- Guilherme Boulos será o primeiro entrevistado de José Luiz Datena na estreia da EBC, no programa Alô, Alô Brasil, na Rádio Nacional, na próxima segunda-feira, às 8h.
- Datena estreia na emissora e terá Boulos, figura política de posições opostas em 2024, como cenário inicial do formato.
- Lula era cotado para a entrevista de estreia, mas a EBC afirmou foco em um debate direto e plural desde o primeiro dia.
- A EBC vive expansão financiada pelo governo, com orçamento acima de R$ 600 milhões em 2023 e projeção de superar R$ 1 bilhão em 2026, gerando controvérsias sobre independência editorial.
- A estatal busca separar comunicação institucional de conteúdo público, com iniciativas como o Canal Gov e reposicionamento da TV Brasil, embora haja questionamentos sobre vieses ideológicos.
O jornalista José Luiz Datena terá como convidado de estreia no programa da EBC o ministro Guilherme Boulos, chefe da Secretaria-Geral da Presidência.
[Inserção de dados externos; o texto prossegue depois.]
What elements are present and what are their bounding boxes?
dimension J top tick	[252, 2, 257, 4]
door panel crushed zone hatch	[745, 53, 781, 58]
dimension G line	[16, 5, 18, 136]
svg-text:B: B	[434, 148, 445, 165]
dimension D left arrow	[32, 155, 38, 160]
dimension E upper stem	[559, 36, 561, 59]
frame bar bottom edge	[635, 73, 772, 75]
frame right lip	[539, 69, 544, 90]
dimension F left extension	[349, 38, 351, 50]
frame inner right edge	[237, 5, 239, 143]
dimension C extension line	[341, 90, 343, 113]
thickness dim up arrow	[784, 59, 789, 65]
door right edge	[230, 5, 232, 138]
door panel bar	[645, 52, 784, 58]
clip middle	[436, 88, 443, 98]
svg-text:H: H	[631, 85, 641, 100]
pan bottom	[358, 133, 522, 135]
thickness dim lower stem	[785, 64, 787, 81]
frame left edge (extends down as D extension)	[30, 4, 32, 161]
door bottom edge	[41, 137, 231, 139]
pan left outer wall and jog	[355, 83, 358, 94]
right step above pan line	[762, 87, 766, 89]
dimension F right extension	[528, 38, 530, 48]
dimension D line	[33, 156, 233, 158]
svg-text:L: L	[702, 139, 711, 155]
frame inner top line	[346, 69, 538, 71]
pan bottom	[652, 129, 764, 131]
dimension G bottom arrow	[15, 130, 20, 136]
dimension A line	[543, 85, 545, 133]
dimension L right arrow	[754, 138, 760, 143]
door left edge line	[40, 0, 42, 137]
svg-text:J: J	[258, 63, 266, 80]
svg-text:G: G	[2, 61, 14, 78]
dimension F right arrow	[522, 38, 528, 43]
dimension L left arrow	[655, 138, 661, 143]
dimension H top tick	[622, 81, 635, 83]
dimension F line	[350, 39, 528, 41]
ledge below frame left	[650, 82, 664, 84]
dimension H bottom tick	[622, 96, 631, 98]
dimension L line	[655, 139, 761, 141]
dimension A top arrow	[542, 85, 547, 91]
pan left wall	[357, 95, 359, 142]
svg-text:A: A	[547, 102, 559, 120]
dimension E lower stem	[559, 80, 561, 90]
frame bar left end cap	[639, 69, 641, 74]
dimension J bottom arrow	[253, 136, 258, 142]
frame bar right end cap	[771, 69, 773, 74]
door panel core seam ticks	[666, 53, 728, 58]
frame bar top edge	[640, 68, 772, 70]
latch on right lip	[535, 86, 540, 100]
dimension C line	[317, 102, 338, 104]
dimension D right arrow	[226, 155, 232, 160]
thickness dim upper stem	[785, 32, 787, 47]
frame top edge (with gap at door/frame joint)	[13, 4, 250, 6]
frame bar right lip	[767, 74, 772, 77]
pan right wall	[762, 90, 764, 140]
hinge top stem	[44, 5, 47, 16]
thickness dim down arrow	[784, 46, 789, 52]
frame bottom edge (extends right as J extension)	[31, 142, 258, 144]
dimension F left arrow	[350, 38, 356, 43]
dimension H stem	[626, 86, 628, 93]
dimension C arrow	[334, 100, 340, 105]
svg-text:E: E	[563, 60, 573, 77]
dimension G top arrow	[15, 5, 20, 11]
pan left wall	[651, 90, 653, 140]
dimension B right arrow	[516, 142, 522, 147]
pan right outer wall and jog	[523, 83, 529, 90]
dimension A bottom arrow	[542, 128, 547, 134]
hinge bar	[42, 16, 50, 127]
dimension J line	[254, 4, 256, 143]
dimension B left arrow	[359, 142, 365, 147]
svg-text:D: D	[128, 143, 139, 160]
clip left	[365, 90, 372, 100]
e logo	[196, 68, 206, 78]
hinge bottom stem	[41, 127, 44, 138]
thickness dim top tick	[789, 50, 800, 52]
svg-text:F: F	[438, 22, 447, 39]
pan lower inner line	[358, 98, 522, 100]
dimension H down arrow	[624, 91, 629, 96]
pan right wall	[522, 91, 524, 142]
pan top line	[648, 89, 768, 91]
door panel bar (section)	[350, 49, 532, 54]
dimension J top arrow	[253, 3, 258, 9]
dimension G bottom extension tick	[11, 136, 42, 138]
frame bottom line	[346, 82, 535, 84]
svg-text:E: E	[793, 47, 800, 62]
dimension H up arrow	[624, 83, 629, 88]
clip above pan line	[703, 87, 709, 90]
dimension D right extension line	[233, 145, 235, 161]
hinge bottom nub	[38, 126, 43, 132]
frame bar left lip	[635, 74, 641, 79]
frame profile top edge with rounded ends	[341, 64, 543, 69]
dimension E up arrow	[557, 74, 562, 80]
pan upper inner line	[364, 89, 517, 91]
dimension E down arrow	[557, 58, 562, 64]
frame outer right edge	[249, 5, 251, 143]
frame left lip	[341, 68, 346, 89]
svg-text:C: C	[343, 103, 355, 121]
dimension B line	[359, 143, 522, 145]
A entrevista com Boulos substitui a presença do presidente Lula no encontro inicial.
Datena assinará contrato com a EBC no fim do ano passado, e a emissora agenda a estreia para a próxima segunda-feira, às 8h, no programa Alô, Alô Brasil, transmitido pela Rádio Nacional. A escolha do convidado marca o tom da temporada de estreia.
Boulos foi definido como entrevistado anterior à veiculação, deixando de lado a opção de entrevistar Lula, que era cotado nos bastidores para o primeiro encontro. A notícia foi confirmada pela própria EBC em nota oficial.
Contexto institucional da EBC
A EBC opera sob o guarda-chuva do governo federal e passa por mudanças com foco na separação entre comunicação institucional e conteúdo público. A estatal tem reforçado investimentos desde 2023, com previsões de orçamento próximas a 1 bilhão de reais para 2026.
Dados recentes indicam expansão orçamentária sem consenso claro sobre independência editorial, audiência ou modelo de negócios. A direção busca fortalecer canais como o Canal Gov e reposicionar a TV Brasil, buscando maior relevância pública.
Críticas sobre alinhamento entre conteúdo e governo têm sido levantadas, sob a ótica de manter neutralidade editorial. Em 2023 e 2024, a EBC tomou medidas para consolidar a estrutura interna e ampliar a produção de conteúdo público.